La guerre civile de 2011 a bouleversé tous les arrangements et la plupart des migrants sont partis. Cependant, une côte non surveillée de près de 1000 kilomètres avec l'Europe faisant signe aux passeurs activés alors que le désespoir poussait une fois de plus les migrants. Sans autorité étatique, la situation tragique actuelle a pris racine, la cupidité étant le principal moteur mais le racisme jouant également un rôle, en particulier en ce qui concerne le rapatriement des êtres humains dans les centres de détention et leur vente de main-d'œuvre.

Pourtant, la Libye continue d'attirer un grand nombre de migrants qui viennent y travailler ou partir en Europe. Un nombre incalculable de ménages du Tchad à l'Égypte en passant par le Soudan dépendent des envois de fonds de la Libye. L'OIM estime qu'en février 2020, il y avait au moins 654 000 migrants en Libye. Les 5 principales nationalités étaient nigériennes (21%), tchadiennes (16%), égyptiennes (15%), soudanaises (12%) et nigérianes (8%). Les hommes représentaient 89% des migrants, les femmes 11% et 7% étaient des enfants, dont 24% non accompagnés. Parmi les migrants, 83% étaient employés et cela leur a coûté en moyenne 1 000 dollars pour atteindre la Libye. Ils ont envoyé chez eux 160 $ ​​par mois en moyenne avec des frais d'hébergement mensuels d'environ 50 $.

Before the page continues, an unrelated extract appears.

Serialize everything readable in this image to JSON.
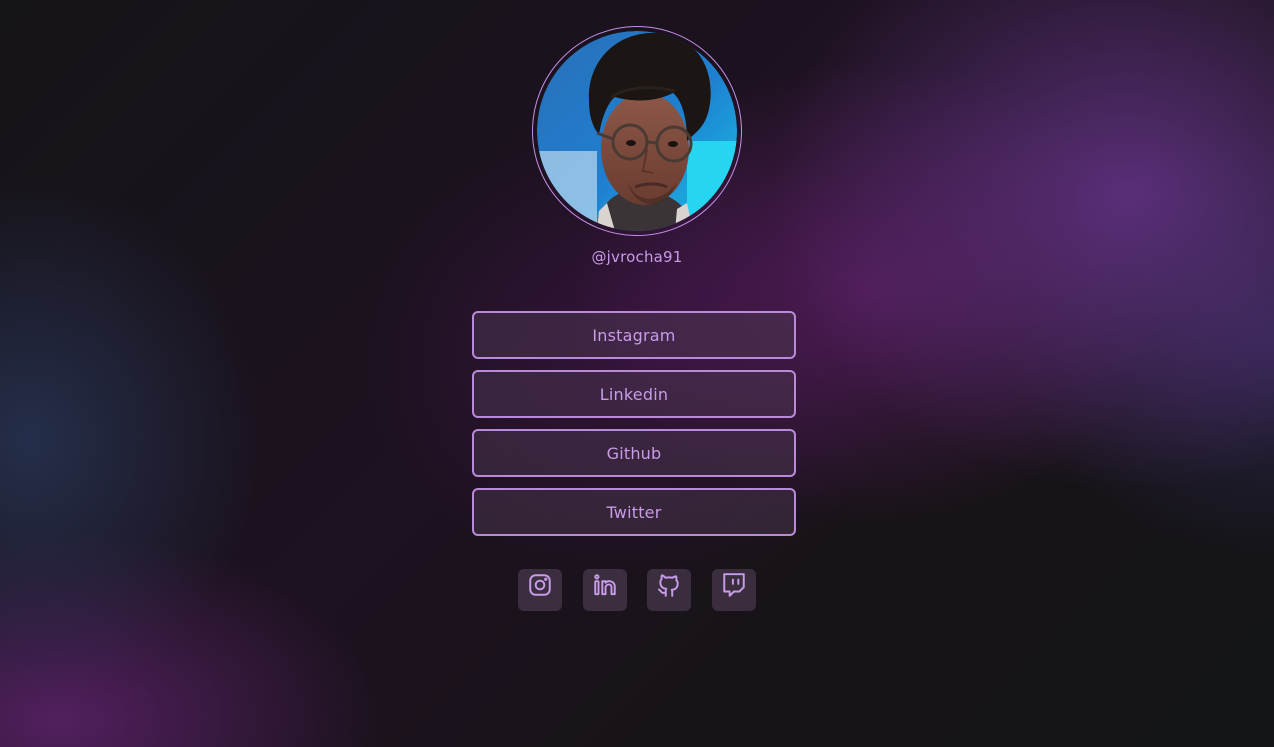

De toute évidence, la Libye a un effet d'attraction important sur les migrants et les demandeurs d'asile. Cependant, tous sont désormais confrontés à des risques beaucoup plus élevés – escalade de la violence, pandémie de COVID-19, crise alimentaire potentielle et nouveaux risques de traite pour les demandeurs d'asile à mesure que l'économie se détériore et que les perspectives de rapatriement et de réinstallation se ferment.

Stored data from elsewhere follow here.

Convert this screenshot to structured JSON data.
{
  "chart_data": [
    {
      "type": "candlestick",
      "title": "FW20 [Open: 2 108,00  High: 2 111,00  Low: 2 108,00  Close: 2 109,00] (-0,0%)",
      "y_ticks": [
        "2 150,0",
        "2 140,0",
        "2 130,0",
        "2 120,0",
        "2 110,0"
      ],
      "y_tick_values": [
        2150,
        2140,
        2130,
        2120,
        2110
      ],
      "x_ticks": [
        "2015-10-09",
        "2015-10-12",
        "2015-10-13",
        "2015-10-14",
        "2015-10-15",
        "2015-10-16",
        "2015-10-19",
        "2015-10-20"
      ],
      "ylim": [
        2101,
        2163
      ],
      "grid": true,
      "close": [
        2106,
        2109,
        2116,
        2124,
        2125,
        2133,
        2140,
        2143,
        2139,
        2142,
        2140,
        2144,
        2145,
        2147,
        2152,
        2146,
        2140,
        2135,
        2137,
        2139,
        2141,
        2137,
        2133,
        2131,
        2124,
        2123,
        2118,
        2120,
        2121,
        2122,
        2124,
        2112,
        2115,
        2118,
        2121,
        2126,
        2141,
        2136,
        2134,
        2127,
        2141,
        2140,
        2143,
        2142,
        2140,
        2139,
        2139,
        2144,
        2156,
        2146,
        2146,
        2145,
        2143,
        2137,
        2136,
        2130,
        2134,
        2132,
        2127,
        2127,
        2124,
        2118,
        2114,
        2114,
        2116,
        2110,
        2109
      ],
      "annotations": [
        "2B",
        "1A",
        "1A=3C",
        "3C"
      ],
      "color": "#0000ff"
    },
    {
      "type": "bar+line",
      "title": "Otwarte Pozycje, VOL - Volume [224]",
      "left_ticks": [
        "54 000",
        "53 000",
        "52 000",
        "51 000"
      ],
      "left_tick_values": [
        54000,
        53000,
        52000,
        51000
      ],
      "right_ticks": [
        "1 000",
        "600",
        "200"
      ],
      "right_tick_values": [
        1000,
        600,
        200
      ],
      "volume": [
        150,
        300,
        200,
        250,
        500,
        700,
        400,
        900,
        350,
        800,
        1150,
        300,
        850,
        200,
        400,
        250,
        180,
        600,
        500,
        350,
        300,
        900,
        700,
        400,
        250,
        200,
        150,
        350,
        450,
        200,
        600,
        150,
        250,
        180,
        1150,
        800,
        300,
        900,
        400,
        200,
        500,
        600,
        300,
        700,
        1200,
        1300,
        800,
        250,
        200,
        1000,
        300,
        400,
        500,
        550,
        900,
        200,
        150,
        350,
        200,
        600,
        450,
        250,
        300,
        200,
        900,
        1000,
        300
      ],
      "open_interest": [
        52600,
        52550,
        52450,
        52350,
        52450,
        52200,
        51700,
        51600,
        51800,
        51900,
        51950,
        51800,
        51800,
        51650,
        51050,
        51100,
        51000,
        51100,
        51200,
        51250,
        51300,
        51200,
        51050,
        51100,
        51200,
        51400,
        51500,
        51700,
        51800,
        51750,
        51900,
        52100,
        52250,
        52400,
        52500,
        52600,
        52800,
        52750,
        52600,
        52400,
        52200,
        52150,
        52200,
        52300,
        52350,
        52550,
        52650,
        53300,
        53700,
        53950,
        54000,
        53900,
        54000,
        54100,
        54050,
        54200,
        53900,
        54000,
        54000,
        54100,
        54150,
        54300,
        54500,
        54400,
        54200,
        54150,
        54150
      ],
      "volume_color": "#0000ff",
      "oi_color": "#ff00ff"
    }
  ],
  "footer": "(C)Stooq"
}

Le 13 mai 2020, sept agences des Nations Unies (OCHA, UNICEF, OIM, HCR, PAM, OMS, UNFPA) ont publié une déclaration conjointe selon laquelle, en raison du conflit et du COVID-19, la santé et la sécurité de l'ensemble de la population libyenne étaient menacées. L'escalade des combats au cours de l'année écoulée, alors que le chef de guerre, le général Haftar, a déménagé pour prendre Tripoli et évincer le gouvernement d'accord national (GNA), a fait des milliers de victimes et 200 000 autres personnes déplacées, dont des migrants. De plus en plus de civils sont visés, tout comme les établissements de santé, notamment un hôpital de Tripoli touché par les forces de Haftar quelques heures après la déclaration conjointe des Nations Unies appelant à un cessez-le-feu en cas de pandémie. Au 13 mai 2020, il n'y avait que 64 cas de COVID-19 en Libye, mais avec des décès dans trois régions différentes soulignant les transmissions locales / communautaires, il existe de réelles craintes d'une nouvelle expansion. En outre, la sécurité alimentaire est compromise, la plupart des villes étant confrontées à une pénurie de produits alimentaires de base en raison de la hausse des prix et des perturbations de la chaîne d'approvisionnement. Les installations d'approvisionnement en eau ont également été prises pour cible lors des combats, avec des conséquences désastreuses pour tous les habitants.

Ces risques auront un impact immédiat sur les migrants et les réfugiés. Selon le Centre de migration mixte, 75 pour cent des migrants et des réfugiés sont devenus chômeurs en mars et avril; beaucoup n'ont pas les moyens de louer et de manger un repas par jour. Avec tous les ports et aéroports fermés des deux côtés de la Méditerranée et une crise aiguë et multiforme en Libye, il s'agit d'une catastrophe humanitaire de grande ampleur. Le HCR note également que «le désespoir poussera davantage de réfugiés à risquer leur vie et à entreprendre de dangereux voyages par mer». Renvoyer des demandeurs d'asile en Libye dans ces conditions est une abomination. L'Italie et l'UE ont le pouvoir d'améliorer les conditions en Libye, y compris dans les centres de détention. Ils devraient le faire. Ils ne feront que respecter leurs propres lois et principes.